There are many different approaches to writing and documenting the many steps that go into an empirical project. J. Scott Long has a great book, The Workflow of Data Analysis Using Stata, which I strongly recommend. He recommends developing a series of small, highly focused do files, which are run in sequence as needed. I take a different approach, which is keep all of a project’s code in one honking large do file, which is divided into sections. This posting provides more details about my approach. I’ve pasted a skeleton version of this below. To explain what I’m trying to do in several places, since this is pretty idiosyncratic.
The HEADER section
a) gives information on the file (in case I ever find a print-out of it somewhere and need to find it on the computer)
b) lists what files are used and produced by each section. Great when I can’t figure out where “important_data_file_1” comes into play. I could probably do the same just be searching, but I like this way.
The MACROS section
a) I use the local macro “do_me” to control which sections get run for a given run of the do file. The sections are labels a-z and I just insert the letters of the section I want to run into the do_me macro (here, I’ll run parts a and b). More below.

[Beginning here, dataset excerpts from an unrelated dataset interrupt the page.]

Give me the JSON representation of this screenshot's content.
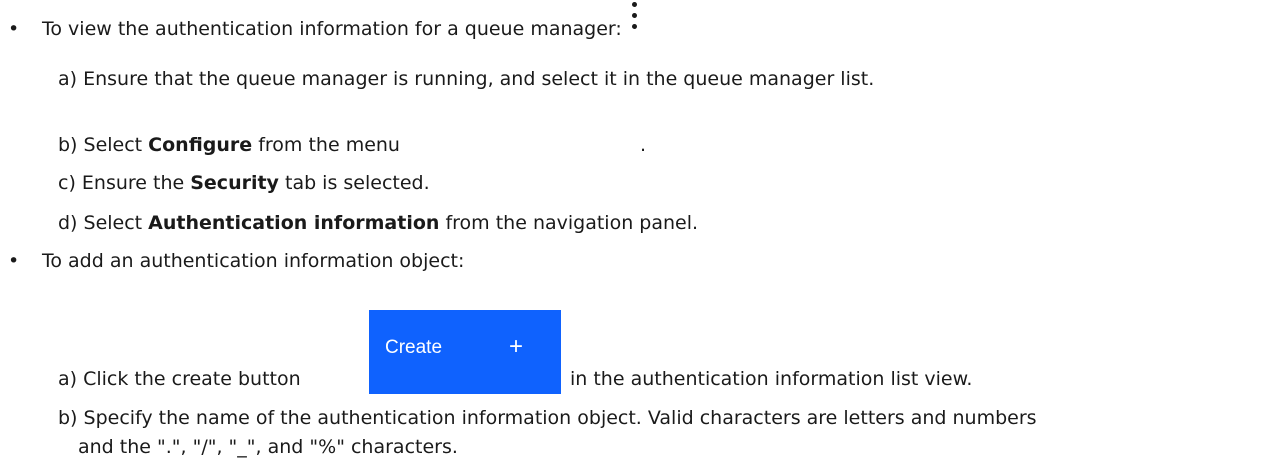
{
  "bullet_char": "•",
  "items": [
    {
      "text": "To view the authentication information for a queue manager:",
      "steps": {
        "a": "a) Ensure that the queue manager is running, and select it in the queue manager list.",
        "b_prefix": "b) Select ",
        "b_bold": "Configure",
        "b_suffix": " from the menu",
        "b_end": ".",
        "c_prefix": "c) Ensure the ",
        "c_bold": "Security",
        "c_suffix": " tab is selected.",
        "d_prefix": "d) Select ",
        "d_bold": "Authentication information",
        "d_suffix": " from the navigation panel."
      }
    },
    {
      "text": "To add an authentication information object:",
      "steps": {
        "a_prefix": "a) Click the create button",
        "a_suffix": "in the authentication information list view.",
        "b_line1": "b) Specify the name of the authentication information object. Valid characters are letters and numbers",
        "b_line2": "and the \".\", \"/\", \"_\", and \"%\" characters."
      }
    }
  ],
  "create_button": {
    "label": "Create",
    "icon": "plus-icon",
    "icon_glyph": "+",
    "color": "#0f62fe"
  },
  "menu_icon": "overflow-menu-vertical-icon"
}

b) defines some temp variables, files, etc., just for future reference.
The MAIN CODE block
a) Since I like to run my code and then examine the aftermath, I turn more off
b) The line
if strpos("`do_me'","a")>0 {
evaluates to some number greater than 0 if I included “a” in my definition of _dome. In that case, everything with the brackets defining section “a” will be run. If “a” isn’t in _dome, this evaluates to 0 and nothing between the brackets is run. And so on and so forth. This way I can go to one point of the do file (the Macros section), see what each section does and flip them on or off for a given run.

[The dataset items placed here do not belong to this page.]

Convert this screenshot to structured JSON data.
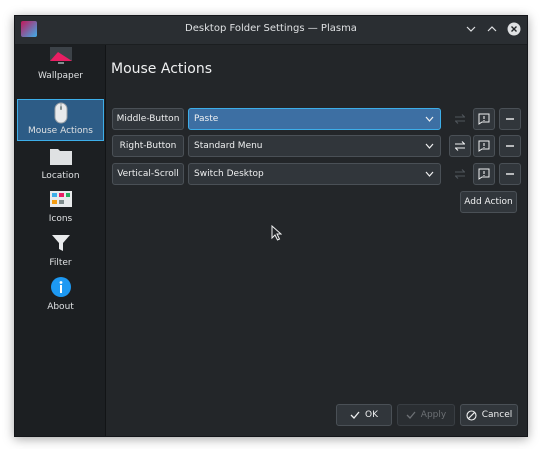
{
  "window": {
    "title": "Desktop Folder Settings — Plasma"
  },
  "titlebar_buttons": [
    "chevron-down-icon",
    "chevron-up-icon",
    "close-icon"
  ],
  "sidebar": {
    "items": [
      {
        "label": "Wallpaper",
        "icon": "wallpaper-icon",
        "selected": false
      },
      {
        "label": "Mouse Actions",
        "icon": "mouse-icon",
        "selected": true
      },
      {
        "label": "Location",
        "icon": "folder-icon",
        "selected": false
      },
      {
        "label": "Icons",
        "icon": "icons-grid-icon",
        "selected": false
      },
      {
        "label": "Filter",
        "icon": "filter-icon",
        "selected": false
      },
      {
        "label": "About",
        "icon": "info-icon",
        "selected": false
      }
    ]
  },
  "page": {
    "title": "Mouse Actions"
  },
  "actions": [
    {
      "trigger": "Middle-Button",
      "plugin": "Paste",
      "configure_enabled": false
    },
    {
      "trigger": "Right-Button",
      "plugin": "Standard Menu",
      "configure_enabled": true
    },
    {
      "trigger": "Vertical-Scroll",
      "plugin": "Switch Desktop",
      "configure_enabled": false
    }
  ],
  "add_action_label": "Add Action",
  "footer": {
    "ok_label": "OK",
    "apply_label": "Apply",
    "cancel_label": "Cancel"
  },
  "colors": {
    "accent": "#3daee9",
    "background": "#232629",
    "selected": "#2d5c86"
  }
}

Typically, section A is all about taking raw data and manipulating it into the data I’ll use and then saving that for use by subsequent sessions. With any luck, I only have to run this section once. Section B is probably descriptive statistics, C-?? will be different modeling strategies. Then there will be a section for producing publication-ready output.

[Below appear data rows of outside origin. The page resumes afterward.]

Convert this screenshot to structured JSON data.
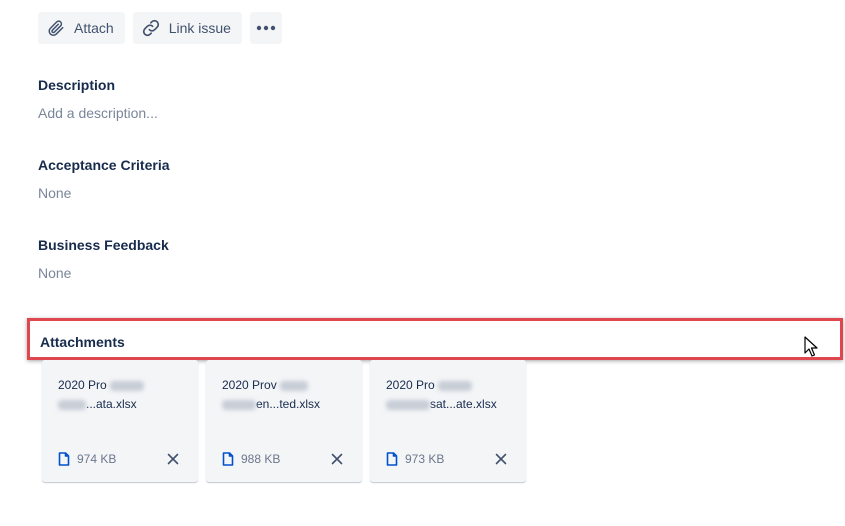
{
  "toolbar": {
    "attach_label": "Attach",
    "link_issue_label": "Link issue",
    "more_icon": "more-horizontal-icon"
  },
  "fields": {
    "description": {
      "label": "Description",
      "placeholder": "Add a description..."
    },
    "acceptance_criteria": {
      "label": "Acceptance Criteria",
      "value": "None"
    },
    "business_feedback": {
      "label": "Business Feedback",
      "value": "None"
    }
  },
  "attachments": {
    "label": "Attachments",
    "highlight_color": "#e0464d",
    "items": [
      {
        "name_line1": "2020 Pro",
        "name_line2": "...ata.xlsx",
        "size": "974 KB"
      },
      {
        "name_line1": "2020 Prov",
        "name_line2": "en...ted.xlsx",
        "size": "988 KB"
      },
      {
        "name_line1": "2020 Pro",
        "name_line2": "sat...ate.xlsx",
        "size": "973 KB"
      }
    ]
  },
  "colors": {
    "text_primary": "#172b4d",
    "text_muted": "#7a869a",
    "button_bg": "#f4f5f7",
    "file_icon": "#0052cc"
  }
}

The pluses I’ve found to this system are that everything is captured in one place, easy to reference, edit and run. I don’t have to comment sections in and out to control what runs. There are minuses. Because the file is so long, typically, one has to watch it all scroll by on the screen. When editing, getting from one section to another can be a pain. I’ve solved this by always using text editors that allow for tags or bookmarks. I assign the tag “0” to the line “_local dome…”; the tag “A” to the starting line of section a, etc. Puts any part of the code within a few keystrokes.
As I’ve re-read Long’s book several times, I’m seeing benefits to his approach. I’m not sure if I’ll actually switch, but I’m tempted to experiment.
As of January, 2018, I’ve slightly modified my approach from what is described here. One of these days, I’ll make an updated post. I think the logic of this approach, however, is still valid.
An example file
/*
FILE NAME:
DESC:
A:
Input files
Output files
B:
Input files
Output files
*/
/*MACROS*/
local do_me "ab" /*Which sections to do */
// a. Description of what part "a" does
// b. Description of what part "b" does
// c.
// d.
local base
local base
tempvar tv1
tempvar tv2
tempfile tf1
/*BEGIN MAIN CODE BLOCK*/
set more off
/* A. Description */
if strpos("`do_me'","a")>0 {
set memory 250m
clear
cd `base'
[Insert code here...]
save working_data, replace
}
/* B. Description */
if strpos("`do_me'","b")>0 {
set memory 250m
clear
cd `base'
use working_data
[code here]
}